Abdullah had five deputy positions in the HCNR which remain empty, despite multiple reassurance to the public that the council was up and working despite international interest in the intra-Afghan peace negotiations.

While Abdullah does bear the responsibility for handling and approving all matters related to the peace process, there is little proof to show the HCNR has finished getting established.

Another issue which has cropped up is the award of the ‘marshal’ rank to former vice president General Abdul Rashid Dostum, leader of the National Islamic Movement of Afghanistan political party and a key Abdullah supporter.

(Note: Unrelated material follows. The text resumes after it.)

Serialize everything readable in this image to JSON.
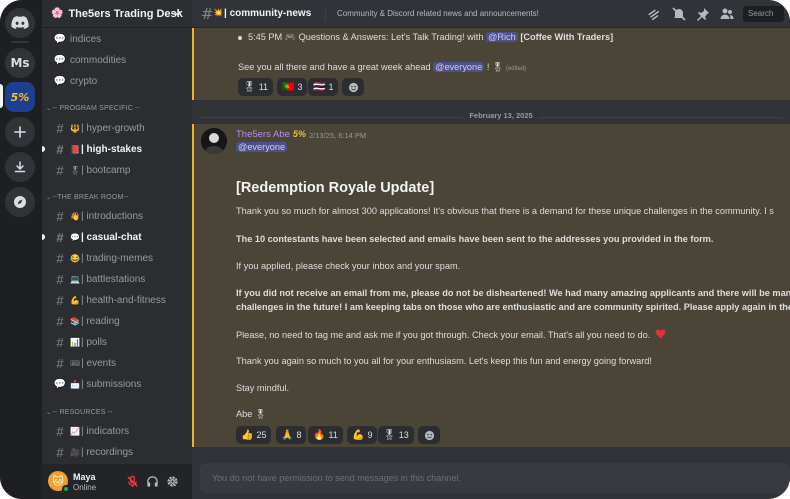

One of the conditions of the power-sharing agreement was the award of the honorary marshal title to Dostum who would have become the third person in Afghan history to receive the rank. He was also supposed to be given membership to the HCNR and the National Security Council.

People have questioned the delay and seen it as Ghani’s reluctance to promote Dostum who has also had a chequered past as a warlord in different Afghan conflicts.

Dostum’s daughter Rahila, wrote on her Twitter on Sunday, “Marshal will be coming to Kabul soon and will be honoured at an official ceremony in the presence of Afghan and world leaders.

No one can ignore the struggles and patriotism of Marshal, my father.

The rank is not a gift to my father.”

He served as a vice president in Ghani’s previous presidential administration until Dostum was ousted in 2017 after being accused of torturing and sexually assaulting a political rival.

He was forced into exile in Turkey.

This time around, Dostum had campaigned to support Abdullah against Ghani.

Now his marshal’s rank decree is in Ghani’s hands.

Although Dostum has been away or was kept away from Kabul, in the past few days he has shown the intention of making a return and get what he thinks he deserves under the power-sharing deal.